Review: “One Child”

One ChildZijian Mu’s 40-minute documentary entitled “One Child” exerts a powerful hold on its viewer’s emotions. The film follows four families who lost their only child to an earthquake that took place in Sichuan, China, back in 2008, in which 90,000 people, including more than 5,000 children lost their lives.  It’s a tragedy to lose a child, but even worse in China, due to the government’s one-child policy. China’s government made an exception for those who had lost an only child to conceive another, but some parents are too old to have another child, so they seek to adopt, which isn’t as easy as one might think due to the surplus of Chinese baby girls that have been discarded by their parents.

One depressed parent, who lost her daughter when her school collapsed on her, goes to the countryside because some rural areas families are allowed to have a second child, but if they get a second girl, they’ll put the newborn up for adoption so they can try again for a boy. Unfortunately, the woman was denied the opportunity to adopt an orphaned baby girl.
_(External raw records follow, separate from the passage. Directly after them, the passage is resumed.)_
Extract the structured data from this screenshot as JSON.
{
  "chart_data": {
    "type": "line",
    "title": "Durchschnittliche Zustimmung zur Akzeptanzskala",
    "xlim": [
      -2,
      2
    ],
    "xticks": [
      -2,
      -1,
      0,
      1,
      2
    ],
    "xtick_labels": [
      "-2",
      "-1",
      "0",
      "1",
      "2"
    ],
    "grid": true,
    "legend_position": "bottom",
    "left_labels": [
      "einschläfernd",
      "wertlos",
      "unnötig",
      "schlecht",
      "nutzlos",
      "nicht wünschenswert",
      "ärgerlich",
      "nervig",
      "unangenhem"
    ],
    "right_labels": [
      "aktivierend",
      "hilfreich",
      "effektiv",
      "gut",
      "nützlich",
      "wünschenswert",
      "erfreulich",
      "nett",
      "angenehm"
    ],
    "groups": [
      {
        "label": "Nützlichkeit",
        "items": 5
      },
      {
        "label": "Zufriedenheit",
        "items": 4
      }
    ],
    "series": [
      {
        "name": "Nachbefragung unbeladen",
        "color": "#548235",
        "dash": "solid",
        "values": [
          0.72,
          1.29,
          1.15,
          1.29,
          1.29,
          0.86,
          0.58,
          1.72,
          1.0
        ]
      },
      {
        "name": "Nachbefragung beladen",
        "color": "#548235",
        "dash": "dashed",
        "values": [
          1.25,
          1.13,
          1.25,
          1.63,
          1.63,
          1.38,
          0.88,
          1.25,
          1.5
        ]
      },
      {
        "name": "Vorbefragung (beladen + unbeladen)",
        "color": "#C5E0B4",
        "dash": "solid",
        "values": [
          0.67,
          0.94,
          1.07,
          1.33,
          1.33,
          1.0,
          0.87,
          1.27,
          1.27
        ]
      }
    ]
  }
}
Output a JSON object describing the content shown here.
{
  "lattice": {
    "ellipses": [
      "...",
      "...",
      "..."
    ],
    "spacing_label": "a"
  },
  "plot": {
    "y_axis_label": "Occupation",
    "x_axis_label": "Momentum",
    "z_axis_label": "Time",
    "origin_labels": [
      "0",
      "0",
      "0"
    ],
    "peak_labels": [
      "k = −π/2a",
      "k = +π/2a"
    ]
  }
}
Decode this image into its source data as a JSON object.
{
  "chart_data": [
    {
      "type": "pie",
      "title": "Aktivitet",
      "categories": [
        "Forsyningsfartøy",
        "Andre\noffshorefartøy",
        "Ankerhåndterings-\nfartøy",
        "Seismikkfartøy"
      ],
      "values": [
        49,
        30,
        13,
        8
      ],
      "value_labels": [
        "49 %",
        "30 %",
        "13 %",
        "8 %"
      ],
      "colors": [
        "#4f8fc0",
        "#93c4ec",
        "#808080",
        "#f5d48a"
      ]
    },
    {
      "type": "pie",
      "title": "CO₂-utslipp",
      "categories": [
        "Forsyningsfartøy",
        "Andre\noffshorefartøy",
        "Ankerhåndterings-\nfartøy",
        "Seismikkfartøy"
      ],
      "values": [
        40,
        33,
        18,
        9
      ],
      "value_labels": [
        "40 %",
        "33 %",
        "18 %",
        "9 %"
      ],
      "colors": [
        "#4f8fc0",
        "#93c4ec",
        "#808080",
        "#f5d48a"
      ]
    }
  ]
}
Each family has sad, tragic tales about the child they lost because the schools they attended were poorly built.  While the Chinese government buildings didn’t move an inch during the earthquake, and, were as solid as the “Rock of Gibraltar”, schools and child day care centers crumbled like paper mache or sand, because they were built shoddily by government contractors who “cut corners” for this type of building.

The Chinese government NEVER admits responsibility or mistakes for the poor construction quality done by the Chinese government’s State Owned Enterprises (SOEs). Instead, the local government prohibits an investigation and orders the ruins, including the bodies of the deceased, buried beneath the bulldozed field, so no evidence of government malfeasance can be investigated by anyone.

The government rebuilt the town, but charged the homeless earthquake victims $8,000 for a housing loan. Government officials enrich themselves with tens of millions of dollars, but force poor, homeless earthquake victims to accept an $8,000 home loan or be homeless.

The film has moments that are heartbreaking and at the same time superbly documents the graft and corruption of the Chinese government in the 21stCentury.